Find all $a\in\mathbb{N}$ such that exists a bijective function $g :\mathbb{N} \to \mathbb{N}$ and a function $f:\mathbb{N}\to\mathbb{N}$, such that for all $x\in\mathbb{N}$, $$f(f(f(...f(x)))...)=g(x)+a$$where $f$ appears $2009$ times. (tatari/nightmare)
Problem
Source: Mathcenter Contest / Oly - Thai Forum 2010 R1 p6 https://artofproblemsolving.com/community/c3196914_mathcenter_contest
Tags: algebra, functional equation
starchan
16.11.2022 07:34
I'm confused, doesn't setting $f(x) = x+a$ and $g(x) = x+2008a$ ensure all the required conditions?
parmenides51
16.11.2022 08:48
I updated the wording, I think it makes more sense now, it is supposed to be a generalisation of IMO 1987 p4 Quote: Prove that there is no function $f$ from the set of non-negative integers into itself such that $f(f(n))=n+1987$ for all $n$.
starchan
17.11.2022 19:27
parmenides51 wrote: Find all $a\in\mathbb{N}$ such that exists a bijective function $g :\mathbb{N} \to \mathbb{N}$ and a function $f:\mathbb{N}\to\mathbb{N}$, such that for all $x\in\mathbb{N}$, $$f(f(f(...f(x)))...)=g(x)+a$$where $f$ appears $2009$ times. (tatari/nightmare)
The first observation is that we want $f$ such that $f^{2009}$ is injective and it's range is precisely the naturals larger than $a$. The injectivity of $f^{2009}$ is equivalent to the injectivity of $f$. The digraph of $f$ over $\mathbb{N}$, because of injectivity is a union of some finite cycles and some infinite chains.
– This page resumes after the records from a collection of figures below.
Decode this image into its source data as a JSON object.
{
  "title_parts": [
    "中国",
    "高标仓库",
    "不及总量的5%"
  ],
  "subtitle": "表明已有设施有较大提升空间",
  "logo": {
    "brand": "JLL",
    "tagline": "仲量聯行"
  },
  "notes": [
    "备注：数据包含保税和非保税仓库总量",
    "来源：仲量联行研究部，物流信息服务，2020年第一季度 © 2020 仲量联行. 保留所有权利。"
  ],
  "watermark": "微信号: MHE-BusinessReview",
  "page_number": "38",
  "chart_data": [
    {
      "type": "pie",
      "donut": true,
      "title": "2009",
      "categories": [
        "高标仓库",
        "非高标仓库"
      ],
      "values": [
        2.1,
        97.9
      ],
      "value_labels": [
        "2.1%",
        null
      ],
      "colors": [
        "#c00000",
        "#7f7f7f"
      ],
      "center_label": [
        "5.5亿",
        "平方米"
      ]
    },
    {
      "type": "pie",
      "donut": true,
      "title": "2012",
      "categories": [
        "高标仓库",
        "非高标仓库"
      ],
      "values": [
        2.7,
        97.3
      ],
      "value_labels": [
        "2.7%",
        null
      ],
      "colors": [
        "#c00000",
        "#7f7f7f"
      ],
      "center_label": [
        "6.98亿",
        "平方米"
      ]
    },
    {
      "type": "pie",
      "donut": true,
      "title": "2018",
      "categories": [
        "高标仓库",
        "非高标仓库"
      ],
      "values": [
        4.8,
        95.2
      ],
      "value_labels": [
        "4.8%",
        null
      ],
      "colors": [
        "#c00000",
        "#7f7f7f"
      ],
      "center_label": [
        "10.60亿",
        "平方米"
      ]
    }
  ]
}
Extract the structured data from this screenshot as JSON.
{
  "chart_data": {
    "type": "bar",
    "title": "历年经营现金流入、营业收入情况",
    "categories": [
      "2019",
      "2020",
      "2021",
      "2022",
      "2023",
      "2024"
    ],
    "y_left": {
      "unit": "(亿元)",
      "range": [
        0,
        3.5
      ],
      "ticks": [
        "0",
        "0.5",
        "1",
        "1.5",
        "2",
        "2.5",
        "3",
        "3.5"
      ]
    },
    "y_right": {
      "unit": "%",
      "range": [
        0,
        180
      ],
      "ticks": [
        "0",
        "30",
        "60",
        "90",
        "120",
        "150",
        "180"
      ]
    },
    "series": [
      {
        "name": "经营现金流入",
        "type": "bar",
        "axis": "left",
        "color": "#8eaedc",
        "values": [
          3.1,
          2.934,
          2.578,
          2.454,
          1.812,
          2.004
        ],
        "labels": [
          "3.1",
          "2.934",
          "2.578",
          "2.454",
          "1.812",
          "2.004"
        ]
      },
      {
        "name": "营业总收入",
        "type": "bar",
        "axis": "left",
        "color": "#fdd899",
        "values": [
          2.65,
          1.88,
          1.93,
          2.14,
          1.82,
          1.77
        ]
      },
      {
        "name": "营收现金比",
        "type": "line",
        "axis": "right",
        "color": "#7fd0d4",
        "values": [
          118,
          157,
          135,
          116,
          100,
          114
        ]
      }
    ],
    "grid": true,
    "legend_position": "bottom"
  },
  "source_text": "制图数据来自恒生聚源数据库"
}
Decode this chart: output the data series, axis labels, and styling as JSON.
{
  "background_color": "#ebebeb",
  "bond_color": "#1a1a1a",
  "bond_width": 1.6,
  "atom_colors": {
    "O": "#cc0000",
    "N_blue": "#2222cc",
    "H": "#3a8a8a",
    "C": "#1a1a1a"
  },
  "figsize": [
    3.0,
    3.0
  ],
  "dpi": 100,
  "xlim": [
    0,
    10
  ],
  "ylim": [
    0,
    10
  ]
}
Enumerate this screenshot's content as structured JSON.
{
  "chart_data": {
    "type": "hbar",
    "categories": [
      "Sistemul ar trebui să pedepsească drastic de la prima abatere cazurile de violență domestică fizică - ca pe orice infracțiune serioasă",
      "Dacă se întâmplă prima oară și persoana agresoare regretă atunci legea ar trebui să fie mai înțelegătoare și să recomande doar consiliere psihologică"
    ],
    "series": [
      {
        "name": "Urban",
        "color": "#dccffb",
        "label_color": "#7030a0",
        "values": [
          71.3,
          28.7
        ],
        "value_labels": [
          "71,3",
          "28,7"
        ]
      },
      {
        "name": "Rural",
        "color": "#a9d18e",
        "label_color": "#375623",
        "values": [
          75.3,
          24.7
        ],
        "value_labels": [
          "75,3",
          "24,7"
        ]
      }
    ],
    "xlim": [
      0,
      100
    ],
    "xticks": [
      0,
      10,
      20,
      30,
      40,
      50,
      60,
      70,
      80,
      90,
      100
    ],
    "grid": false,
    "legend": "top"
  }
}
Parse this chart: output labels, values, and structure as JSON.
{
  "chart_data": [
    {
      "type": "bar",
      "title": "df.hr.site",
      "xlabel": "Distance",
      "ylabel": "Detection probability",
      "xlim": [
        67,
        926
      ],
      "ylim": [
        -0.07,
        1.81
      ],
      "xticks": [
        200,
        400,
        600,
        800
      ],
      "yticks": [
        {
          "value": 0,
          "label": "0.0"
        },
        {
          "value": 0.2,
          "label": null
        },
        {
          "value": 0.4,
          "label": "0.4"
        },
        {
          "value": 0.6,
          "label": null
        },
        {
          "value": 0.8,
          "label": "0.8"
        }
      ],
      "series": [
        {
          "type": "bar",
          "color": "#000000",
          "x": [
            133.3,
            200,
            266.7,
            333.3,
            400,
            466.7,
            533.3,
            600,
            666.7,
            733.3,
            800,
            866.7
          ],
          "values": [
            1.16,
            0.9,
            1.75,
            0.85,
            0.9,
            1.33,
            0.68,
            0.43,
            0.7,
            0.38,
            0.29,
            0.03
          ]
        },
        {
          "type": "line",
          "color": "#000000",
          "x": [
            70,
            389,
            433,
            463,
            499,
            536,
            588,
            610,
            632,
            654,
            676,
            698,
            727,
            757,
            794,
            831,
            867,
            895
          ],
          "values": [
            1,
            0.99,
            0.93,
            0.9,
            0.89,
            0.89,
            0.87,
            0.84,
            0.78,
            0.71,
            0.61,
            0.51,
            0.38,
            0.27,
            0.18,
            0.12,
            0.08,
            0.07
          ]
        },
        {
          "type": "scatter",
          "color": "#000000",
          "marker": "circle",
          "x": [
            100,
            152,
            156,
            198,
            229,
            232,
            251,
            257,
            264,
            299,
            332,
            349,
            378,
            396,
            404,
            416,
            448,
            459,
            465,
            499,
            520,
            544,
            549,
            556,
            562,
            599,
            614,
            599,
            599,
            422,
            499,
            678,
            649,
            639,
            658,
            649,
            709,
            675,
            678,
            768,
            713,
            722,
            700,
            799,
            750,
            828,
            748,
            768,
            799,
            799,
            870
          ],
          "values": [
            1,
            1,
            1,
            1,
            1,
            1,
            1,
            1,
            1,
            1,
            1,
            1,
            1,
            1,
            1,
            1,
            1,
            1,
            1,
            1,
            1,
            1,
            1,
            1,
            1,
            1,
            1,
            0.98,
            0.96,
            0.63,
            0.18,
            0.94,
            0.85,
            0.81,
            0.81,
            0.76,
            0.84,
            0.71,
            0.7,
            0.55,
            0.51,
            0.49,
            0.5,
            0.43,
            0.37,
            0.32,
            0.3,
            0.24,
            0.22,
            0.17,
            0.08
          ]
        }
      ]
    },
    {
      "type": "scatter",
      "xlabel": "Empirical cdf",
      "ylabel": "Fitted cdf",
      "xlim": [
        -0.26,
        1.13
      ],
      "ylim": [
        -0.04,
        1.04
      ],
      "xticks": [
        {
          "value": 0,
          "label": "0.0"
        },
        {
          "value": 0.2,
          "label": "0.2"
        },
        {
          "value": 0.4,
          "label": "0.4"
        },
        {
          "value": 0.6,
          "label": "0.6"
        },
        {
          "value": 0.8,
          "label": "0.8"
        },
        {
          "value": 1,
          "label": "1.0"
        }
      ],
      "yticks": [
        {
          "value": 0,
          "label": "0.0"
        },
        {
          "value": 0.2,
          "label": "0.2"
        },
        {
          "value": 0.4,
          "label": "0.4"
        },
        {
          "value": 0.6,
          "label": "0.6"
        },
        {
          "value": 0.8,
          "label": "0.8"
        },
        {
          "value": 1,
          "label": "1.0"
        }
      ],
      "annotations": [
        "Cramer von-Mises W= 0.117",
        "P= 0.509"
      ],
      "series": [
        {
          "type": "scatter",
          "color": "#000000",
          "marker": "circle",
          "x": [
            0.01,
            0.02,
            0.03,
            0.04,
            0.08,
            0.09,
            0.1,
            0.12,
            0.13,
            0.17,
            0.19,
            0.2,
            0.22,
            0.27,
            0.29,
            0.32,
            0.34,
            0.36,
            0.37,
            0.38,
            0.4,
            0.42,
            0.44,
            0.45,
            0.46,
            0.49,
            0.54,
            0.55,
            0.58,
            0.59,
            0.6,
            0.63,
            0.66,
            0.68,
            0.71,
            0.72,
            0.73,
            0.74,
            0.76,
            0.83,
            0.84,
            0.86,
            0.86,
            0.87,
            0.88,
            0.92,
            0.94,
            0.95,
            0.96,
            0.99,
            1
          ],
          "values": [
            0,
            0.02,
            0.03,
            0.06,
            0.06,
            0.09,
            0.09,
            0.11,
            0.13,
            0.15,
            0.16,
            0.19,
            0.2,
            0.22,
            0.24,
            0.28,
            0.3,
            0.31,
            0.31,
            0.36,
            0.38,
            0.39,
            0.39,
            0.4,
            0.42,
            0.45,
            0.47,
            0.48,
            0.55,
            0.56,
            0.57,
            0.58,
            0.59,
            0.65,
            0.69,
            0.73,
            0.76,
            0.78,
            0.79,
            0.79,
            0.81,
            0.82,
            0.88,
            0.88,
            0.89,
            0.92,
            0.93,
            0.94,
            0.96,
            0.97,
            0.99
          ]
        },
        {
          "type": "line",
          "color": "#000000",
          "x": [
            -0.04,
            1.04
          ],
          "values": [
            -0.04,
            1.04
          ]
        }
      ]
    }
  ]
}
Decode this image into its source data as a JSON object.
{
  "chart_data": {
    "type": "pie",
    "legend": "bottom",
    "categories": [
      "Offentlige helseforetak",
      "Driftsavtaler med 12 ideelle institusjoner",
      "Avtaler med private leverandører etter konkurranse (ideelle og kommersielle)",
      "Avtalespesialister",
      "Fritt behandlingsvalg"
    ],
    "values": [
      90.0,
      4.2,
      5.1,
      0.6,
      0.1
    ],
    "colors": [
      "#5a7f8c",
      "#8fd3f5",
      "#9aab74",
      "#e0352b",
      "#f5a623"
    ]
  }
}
Let's say there are $k$ chains $C_i$ and let $C_{ij}$ be the $j$th element of the $i$th chain. The numbers that are not in the image of $f^{2009}$ are precisely the numbers $C_{ij}$ for $1 \leqslant i \leqslant k$ and $1 \leqslant j \leqslant 2009$ (all elements of cycles are images of $f^{2009}$ anyway). Thus $2009k = a$ which forces $2009 \mid a$. The converse direction is to show that for each $a$ that is a multiple of $2009$ such functions exist. For this we set $f(n) = n + \frac{a}{2009}$ and $g(n) = n$ for all $n \in \mathbb{N}$ which is easily seen to work.